An interim glimpse into the data thus far
Of our over 100 submissions, we had over 35 forum members submit with their handles. We are not going to release the dataset with forum handles, but just to give one an idea of who is submitting results thus far (as a percentage of total submissions):
There are several folks running the command on multiple drives which is great to see.
We also saw some clear trends emerge in terms of manufacturers:
Intel and Samsung lead the pack mostly from SSD entries. Seagate and Western Digital from the hard drive side. Browsing Newegg or Amazon one may think that there are dozens of relevant contenders. After one rolls up Crucial/ Micron, SanDisk/ Fusion-io/ Western Digital and the like, the world of drive manufactures is quite small in the enterprise space. Or at least, in terms of the drives that get widely deployed.
In terms of interfaces, there is little surprise that SATA III is the most popular in our dataset. It is inexpensive and enabled on virtually any system.

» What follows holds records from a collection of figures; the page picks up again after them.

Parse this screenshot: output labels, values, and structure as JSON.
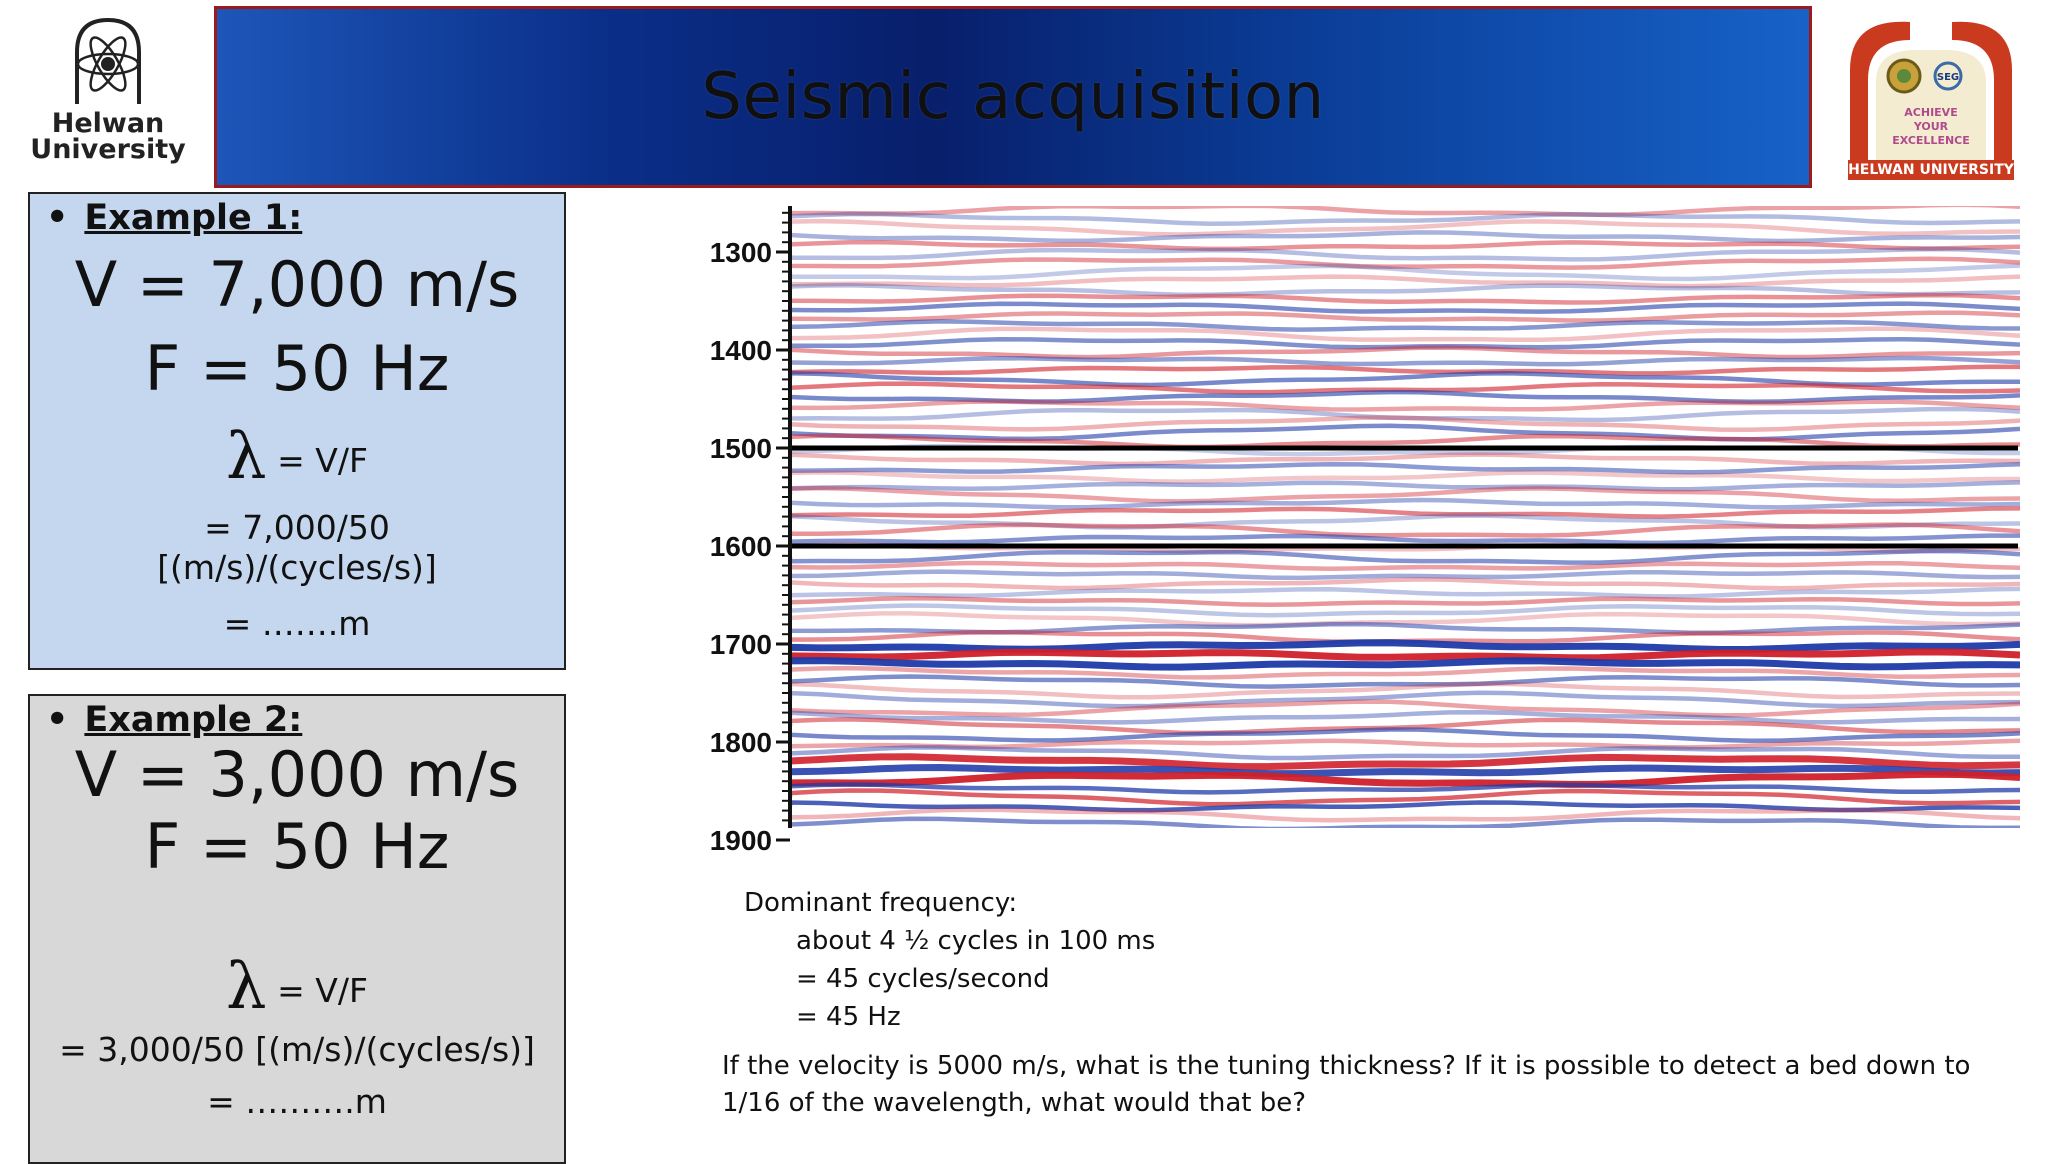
{
  "header": {
    "title": "Seismic acquisition",
    "left_logo": {
      "line1": "Helwan",
      "line2": "University"
    },
    "right_logo": {
      "lines": [
        "ACHIEVE",
        "YOUR",
        "EXCELLENCE"
      ],
      "footer": "HELWAN UNIVERSITY"
    }
  },
  "example1": {
    "heading": "Example 1:",
    "velocity": "V = 7,000 m/s",
    "frequency": "F = 50 Hz",
    "lambda_symbol": "λ",
    "formula": "= V/F",
    "step1": "= 7,000/50",
    "units": "[(m/s)/(cycles/s)]",
    "answer": "= …….m"
  },
  "example2": {
    "heading": "Example 2:",
    "velocity": "V = 3,000 m/s",
    "frequency": "F = 50 Hz",
    "lambda_symbol": "λ",
    "formula": "= V/F",
    "step1": "= 3,000/50  [(m/s)/(cycles/s)]",
    "answer": "= ……….m"
  },
  "seismic_section": {
    "time_ticks": [
      "1300",
      "1400",
      "1500",
      "1600",
      "1700",
      "1800",
      "1900"
    ],
    "marker_lines_ms": [
      1500,
      1600
    ],
    "colors": {
      "positive": "#d0202a",
      "negative": "#1e3aa8",
      "zero": "#ffffff"
    }
  },
  "notes": {
    "line1": "Dominant frequency:",
    "line2": "about 4 ½ cycles in 100 ms",
    "line3": "= 45 cycles/second",
    "line4": "= 45 Hz"
  },
  "question": "If the velocity is 5000 m/s, what is the tuning thickness?  If it is possible to detect a bed down to 1/16 of the wavelength, what would that be?"
}
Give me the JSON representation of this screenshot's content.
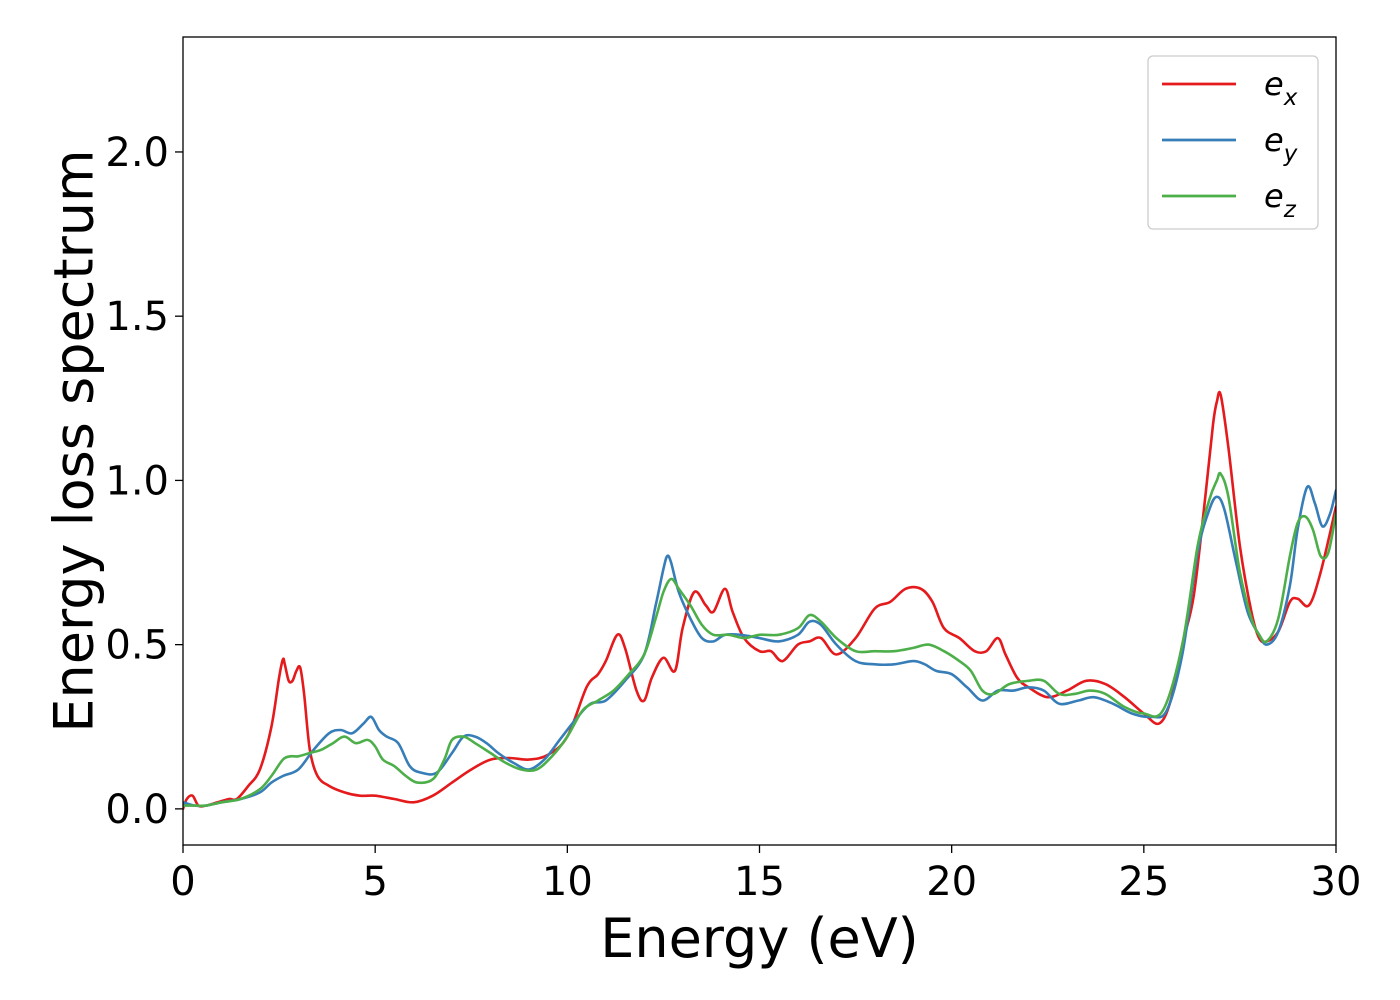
{
  "chart_data": {
    "type": "line",
    "title": "",
    "xlabel": "Energy (eV)",
    "ylabel": "Energy loss spectrum",
    "xlim": [
      0,
      30
    ],
    "ylim": [
      -0.11,
      2.35
    ],
    "xticks": [
      0,
      5,
      10,
      15,
      20,
      25,
      30
    ],
    "xtick_labels": [
      "0",
      "5",
      "10",
      "15",
      "20",
      "25",
      "30"
    ],
    "yticks": [
      0.0,
      0.5,
      1.0,
      1.5,
      2.0
    ],
    "ytick_labels": [
      "0.0",
      "0.5",
      "1.0",
      "1.5",
      "2.0"
    ],
    "grid": false,
    "legend_position": "top-right",
    "series": [
      {
        "name": "e",
        "subscript": "x",
        "color": "#e41a1c",
        "x": [
          0,
          0.1,
          0.25,
          0.4,
          0.6,
          0.9,
          1.2,
          1.4,
          1.7,
          2.0,
          2.3,
          2.5,
          2.6,
          2.65,
          2.75,
          2.85,
          2.95,
          3.05,
          3.15,
          3.3,
          3.5,
          3.8,
          4.2,
          4.6,
          5.0,
          5.5,
          6.0,
          6.5,
          7.0,
          7.5,
          8.0,
          8.5,
          9.0,
          9.5,
          10.0,
          10.5,
          10.8,
          11.0,
          11.3,
          11.5,
          11.8,
          12.0,
          12.2,
          12.5,
          12.8,
          13.0,
          13.3,
          13.6,
          13.8,
          14.1,
          14.3,
          14.6,
          15.0,
          15.3,
          15.6,
          16.0,
          16.3,
          16.6,
          17.0,
          17.5,
          18.0,
          18.4,
          18.8,
          19.2,
          19.5,
          19.8,
          20.2,
          20.6,
          20.9,
          21.2,
          21.4,
          21.7,
          22.0,
          22.5,
          23.0,
          23.5,
          24.0,
          24.5,
          25.0,
          25.4,
          25.7,
          26.0,
          26.3,
          26.6,
          26.8,
          26.9,
          27.0,
          27.2,
          27.5,
          27.8,
          28.0,
          28.2,
          28.5,
          28.8,
          29.0,
          29.3,
          29.6,
          30.0
        ],
        "y": [
          0.0,
          0.03,
          0.04,
          0.01,
          0.01,
          0.02,
          0.03,
          0.03,
          0.07,
          0.12,
          0.25,
          0.4,
          0.455,
          0.44,
          0.39,
          0.39,
          0.42,
          0.43,
          0.35,
          0.18,
          0.1,
          0.07,
          0.05,
          0.04,
          0.04,
          0.03,
          0.02,
          0.04,
          0.08,
          0.12,
          0.15,
          0.155,
          0.15,
          0.165,
          0.22,
          0.37,
          0.41,
          0.45,
          0.53,
          0.49,
          0.36,
          0.33,
          0.4,
          0.46,
          0.42,
          0.55,
          0.66,
          0.62,
          0.6,
          0.67,
          0.6,
          0.52,
          0.48,
          0.48,
          0.45,
          0.5,
          0.51,
          0.52,
          0.47,
          0.52,
          0.61,
          0.63,
          0.67,
          0.67,
          0.63,
          0.55,
          0.52,
          0.48,
          0.48,
          0.52,
          0.47,
          0.4,
          0.37,
          0.34,
          0.36,
          0.39,
          0.38,
          0.34,
          0.29,
          0.26,
          0.33,
          0.5,
          0.65,
          0.95,
          1.17,
          1.24,
          1.26,
          1.1,
          0.8,
          0.6,
          0.52,
          0.51,
          0.54,
          0.63,
          0.64,
          0.62,
          0.72,
          0.92
        ]
      },
      {
        "name": "e",
        "subscript": "y",
        "color": "#377eb8",
        "x": [
          0,
          0.3,
          0.6,
          1.0,
          1.5,
          2.0,
          2.3,
          2.6,
          3.0,
          3.4,
          3.8,
          4.1,
          4.4,
          4.7,
          4.9,
          5.1,
          5.3,
          5.6,
          5.9,
          6.2,
          6.6,
          7.0,
          7.3,
          7.6,
          7.9,
          8.2,
          8.6,
          9.0,
          9.4,
          9.8,
          10.2,
          10.6,
          11.0,
          11.5,
          12.0,
          12.3,
          12.5,
          12.6,
          12.7,
          12.9,
          13.2,
          13.5,
          13.8,
          14.1,
          14.5,
          15.0,
          15.5,
          16.0,
          16.3,
          16.6,
          17.0,
          17.5,
          18.0,
          18.5,
          19.0,
          19.3,
          19.6,
          20.0,
          20.4,
          20.8,
          21.2,
          21.6,
          22.0,
          22.4,
          22.8,
          23.3,
          23.7,
          24.2,
          24.7,
          25.2,
          25.6,
          26.0,
          26.4,
          26.7,
          26.9,
          27.1,
          27.4,
          27.7,
          28.0,
          28.2,
          28.5,
          28.8,
          29.0,
          29.25,
          29.45,
          29.65,
          29.85,
          30.0
        ],
        "y": [
          0.02,
          0.01,
          0.01,
          0.02,
          0.03,
          0.05,
          0.08,
          0.1,
          0.12,
          0.18,
          0.23,
          0.24,
          0.23,
          0.26,
          0.28,
          0.24,
          0.22,
          0.2,
          0.13,
          0.11,
          0.11,
          0.17,
          0.22,
          0.22,
          0.2,
          0.17,
          0.14,
          0.12,
          0.15,
          0.21,
          0.27,
          0.32,
          0.33,
          0.39,
          0.47,
          0.62,
          0.73,
          0.77,
          0.75,
          0.66,
          0.58,
          0.52,
          0.51,
          0.53,
          0.53,
          0.52,
          0.51,
          0.53,
          0.57,
          0.56,
          0.5,
          0.45,
          0.44,
          0.44,
          0.45,
          0.44,
          0.42,
          0.41,
          0.37,
          0.33,
          0.36,
          0.36,
          0.37,
          0.36,
          0.32,
          0.33,
          0.34,
          0.32,
          0.29,
          0.28,
          0.3,
          0.47,
          0.78,
          0.91,
          0.95,
          0.91,
          0.75,
          0.6,
          0.53,
          0.5,
          0.54,
          0.68,
          0.85,
          0.98,
          0.93,
          0.86,
          0.9,
          0.97
        ]
      },
      {
        "name": "e",
        "subscript": "z",
        "color": "#4daf4a",
        "x": [
          0,
          0.3,
          0.6,
          1.0,
          1.5,
          2.0,
          2.3,
          2.6,
          2.8,
          3.0,
          3.3,
          3.6,
          3.9,
          4.2,
          4.5,
          4.8,
          5.0,
          5.2,
          5.5,
          5.8,
          6.1,
          6.5,
          6.8,
          7.0,
          7.3,
          7.6,
          8.0,
          8.4,
          8.8,
          9.2,
          9.6,
          10.0,
          10.4,
          10.8,
          11.2,
          11.6,
          12.0,
          12.3,
          12.5,
          12.7,
          12.9,
          13.2,
          13.5,
          13.8,
          14.2,
          14.6,
          15.0,
          15.5,
          16.0,
          16.3,
          16.6,
          17.0,
          17.5,
          18.0,
          18.5,
          19.0,
          19.4,
          19.8,
          20.2,
          20.5,
          20.8,
          21.1,
          21.5,
          22.0,
          22.4,
          22.8,
          23.2,
          23.6,
          24.0,
          24.5,
          25.0,
          25.5,
          26.0,
          26.4,
          26.7,
          26.9,
          27.0,
          27.2,
          27.5,
          27.8,
          28.0,
          28.2,
          28.5,
          28.8,
          29.0,
          29.2,
          29.4,
          29.6,
          29.8,
          30.0
        ],
        "y": [
          0.01,
          0.01,
          0.01,
          0.02,
          0.03,
          0.06,
          0.1,
          0.15,
          0.16,
          0.16,
          0.17,
          0.18,
          0.2,
          0.22,
          0.2,
          0.21,
          0.19,
          0.15,
          0.13,
          0.1,
          0.08,
          0.09,
          0.15,
          0.21,
          0.22,
          0.2,
          0.17,
          0.14,
          0.12,
          0.12,
          0.16,
          0.22,
          0.3,
          0.33,
          0.36,
          0.41,
          0.47,
          0.58,
          0.66,
          0.7,
          0.67,
          0.62,
          0.56,
          0.53,
          0.53,
          0.52,
          0.53,
          0.53,
          0.55,
          0.59,
          0.57,
          0.52,
          0.48,
          0.48,
          0.48,
          0.49,
          0.5,
          0.48,
          0.45,
          0.42,
          0.36,
          0.35,
          0.38,
          0.39,
          0.39,
          0.35,
          0.35,
          0.36,
          0.35,
          0.31,
          0.29,
          0.3,
          0.5,
          0.8,
          0.94,
          1.0,
          1.02,
          0.95,
          0.72,
          0.58,
          0.53,
          0.51,
          0.58,
          0.77,
          0.87,
          0.89,
          0.85,
          0.77,
          0.78,
          0.9
        ]
      }
    ]
  }
}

While this 90 second benchmark exercise is far from precise, we can see some clear trends emerging when we look at the SSD data. The NVMe drives are ~4x the speed of non-NVMe drives in the small sample.
As we drill down into SATA III SSD performance, we can see a few trends emerge.
There is good reason the SanDisk count is not greater. We will see that in The Impact a case where we found an issue with two SanDisk CloudSpeed Ascend drives.
The Impact
Generally I assume SATA III drives “just work” when installing them into a server. Especially if they are seen as block devices by the OS. While testing a few drives I had on hand, I did find two SanDisk CloudSpeed Ascend drives performing well below expectations:
$ sudo hdparm -tT --direct /dev/sdi
/dev/sdi:
Timing O_DIRECT cached reads: 262 MB in 2.01 seconds = 130.58 MB/sec
Timing O_DIRECT disk reads: 536 MB in 3.00 seconds = 178.65 MB/sec
$ sudo hdparm -tT --direct /dev/sdh
/dev/sdh:
Timing O_DIRECT cached reads: 244 MB in 2.01 seconds = 121.41 MB/sec
Timing O_DIRECT disk reads: 236 MB in 3.01 seconds = 78.31 MB/sec
lvadmin@asusrs500:/dev/disk/by-id$ sudo hdparm -tT --direct /dev/sdb
Compare this to the Intel DC S3610 800GB installed in the same chassis:
/dev/sdg:
Timing O_DIRECT cached reads: 944 MB in 2.00 seconds = 471.22 MB/sec
Timing O_DIRECT disk reads: 1458 MB in 3.00 seconds = 485.51 MB/sec
One can see those two SanDisk drives are performing well below what we would expect of a modern SATA III SSD. (And yes we triple checked that these were not spindle disks.)
How you can run the sanity check hdparm read test
hdparm is an almost ubiquitous utility for researching connected hard drives. The Intel NVMe driver (Linux) guide has a quick command to run to test both cached and non-cached disk reads. While this is by no means an extremely accurate benchmark, it does provide a bit of a sanity check.
How to run the sub- 1 minute read benchmark
- Figure out what your drive is called in /dev/ e.g. /dev/sda or /dev/nvme0n1
- Run this command (replace sdb with your device):
sudo hdparm -tT --direct /dev/sdc
Here is what it looks like testing three different drives in about 90 seconds using Ubuntu 15.04 server:
That is all there is to it. Once you run the quick benchmark please add your results to: This Office365 form we will get an aggregated set online next week.
Following the link gives:
We’re sorry. We can’t open this survey.
Please contact the person who sent you this survey.
Should be fixed. If you want to post results in the forum, I can add manually.
Hi Patrick,
Should we note anywhere on the form if we’re using a SATA-2 controller with our SATA-3 drive? I have an older laptop with a newer SSD, and I didn’t want to confuse the results.
Try putting it in the model as a note.